Descrizione progetto (Article)
Cells continuously experience stress and damage from number of sources, such as UV light, irradiation, or oxidative by-products of metabolism. This endangers genome stability and could cause DNA breaks such as double strand breaks (DSBs). DSBs are the most harmful because their inaccurate repair can lead to chromosomal translocations.
The EU-funded 'Nuclear architecture in DNA repair and formation of chromosomal translocations' (NADRCT) project investigates the role of nuclear architecture in the sensing and repair of DSBs. Preliminary findings suggest that nuclear compartmentalisation may contribute to the mechanism linking DNA damage response (DDR) and DNA repair.
Researchers developed an experimental system to induce DSBs at specific locations and follow its repair. During first project period, they identified new repair factors involved in chromatin de-condensation. For instance, the polymerases TNKS 1 and 2 were found to be recruited to DNA lesions by the check-point protein MDC1 to promote reparative recombination. The same TNKS proteins counteract de-condensation and facilitate bridging of distal broken DNA ends.

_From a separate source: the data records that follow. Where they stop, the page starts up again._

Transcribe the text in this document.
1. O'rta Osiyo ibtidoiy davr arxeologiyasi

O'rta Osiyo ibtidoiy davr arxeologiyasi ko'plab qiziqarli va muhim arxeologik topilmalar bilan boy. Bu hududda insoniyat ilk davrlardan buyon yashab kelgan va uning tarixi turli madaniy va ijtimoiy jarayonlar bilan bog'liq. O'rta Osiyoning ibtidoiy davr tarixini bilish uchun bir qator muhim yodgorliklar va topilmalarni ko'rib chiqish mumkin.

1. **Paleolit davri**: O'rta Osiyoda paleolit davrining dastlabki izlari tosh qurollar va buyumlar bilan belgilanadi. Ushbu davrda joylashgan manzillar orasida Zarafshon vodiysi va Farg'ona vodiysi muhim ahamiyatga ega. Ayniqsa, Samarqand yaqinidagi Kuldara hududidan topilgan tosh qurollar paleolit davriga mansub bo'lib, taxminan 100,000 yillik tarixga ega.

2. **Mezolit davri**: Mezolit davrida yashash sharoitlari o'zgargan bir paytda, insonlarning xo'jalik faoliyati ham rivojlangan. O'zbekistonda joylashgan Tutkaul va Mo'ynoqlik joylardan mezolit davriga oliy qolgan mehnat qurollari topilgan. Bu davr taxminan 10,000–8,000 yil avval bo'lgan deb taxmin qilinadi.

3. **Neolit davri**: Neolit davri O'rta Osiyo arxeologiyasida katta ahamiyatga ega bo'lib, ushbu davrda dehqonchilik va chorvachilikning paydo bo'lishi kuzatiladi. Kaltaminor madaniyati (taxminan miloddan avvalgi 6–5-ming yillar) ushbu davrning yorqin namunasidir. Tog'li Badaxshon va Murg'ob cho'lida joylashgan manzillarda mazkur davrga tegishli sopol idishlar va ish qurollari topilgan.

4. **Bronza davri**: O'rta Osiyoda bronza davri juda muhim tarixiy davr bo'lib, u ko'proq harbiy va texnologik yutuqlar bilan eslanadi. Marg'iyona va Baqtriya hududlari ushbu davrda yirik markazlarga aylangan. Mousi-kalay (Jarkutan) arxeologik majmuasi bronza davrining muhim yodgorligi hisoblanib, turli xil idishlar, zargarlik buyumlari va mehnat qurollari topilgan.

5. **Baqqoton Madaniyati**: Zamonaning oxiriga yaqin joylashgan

Using this system, researchers' visualised how breaks are recognised and repaired in the two different sub-compartments: the nuclear lamina and the nuclear pores. They showed that the DDR induced by a break inflicted at the nuclear lamina is delayed and the nuclear pores appear to be an activating microenvironment for DDR and repair.

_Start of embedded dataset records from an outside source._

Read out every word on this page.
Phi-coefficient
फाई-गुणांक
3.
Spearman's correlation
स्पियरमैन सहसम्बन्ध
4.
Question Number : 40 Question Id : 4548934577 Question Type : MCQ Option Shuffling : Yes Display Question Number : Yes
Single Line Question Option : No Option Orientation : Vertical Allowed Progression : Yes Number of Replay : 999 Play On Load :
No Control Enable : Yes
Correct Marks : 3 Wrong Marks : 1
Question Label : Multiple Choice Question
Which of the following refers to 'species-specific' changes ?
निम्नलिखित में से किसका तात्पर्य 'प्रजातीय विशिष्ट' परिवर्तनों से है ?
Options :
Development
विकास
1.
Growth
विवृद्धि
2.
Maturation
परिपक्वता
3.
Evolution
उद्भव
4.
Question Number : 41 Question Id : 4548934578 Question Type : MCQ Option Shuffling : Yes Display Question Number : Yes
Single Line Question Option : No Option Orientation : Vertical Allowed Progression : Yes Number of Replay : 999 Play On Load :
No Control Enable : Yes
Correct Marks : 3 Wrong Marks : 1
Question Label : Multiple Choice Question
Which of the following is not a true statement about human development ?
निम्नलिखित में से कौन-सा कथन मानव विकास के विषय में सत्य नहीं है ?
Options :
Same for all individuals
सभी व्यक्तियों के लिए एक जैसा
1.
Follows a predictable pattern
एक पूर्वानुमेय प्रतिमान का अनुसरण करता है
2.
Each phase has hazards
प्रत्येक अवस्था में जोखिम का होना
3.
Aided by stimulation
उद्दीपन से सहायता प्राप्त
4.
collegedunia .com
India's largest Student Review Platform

Finally, siRNA screening helped identify novel chromatin related proteins whose down regulation led to persistent and unrepaired DSBs. This approach revealed several novel proteins that are currently being investigated.
Project outcomes revealed the role of chromatin structure in the differential regulation of DDR and repair at the two distinct compartments of the nuclear periphery. They reveal a new level of regulation of DSB repair through spatial organisation of DNA in the nucleus. This has important implications for the development of gene-based therapies.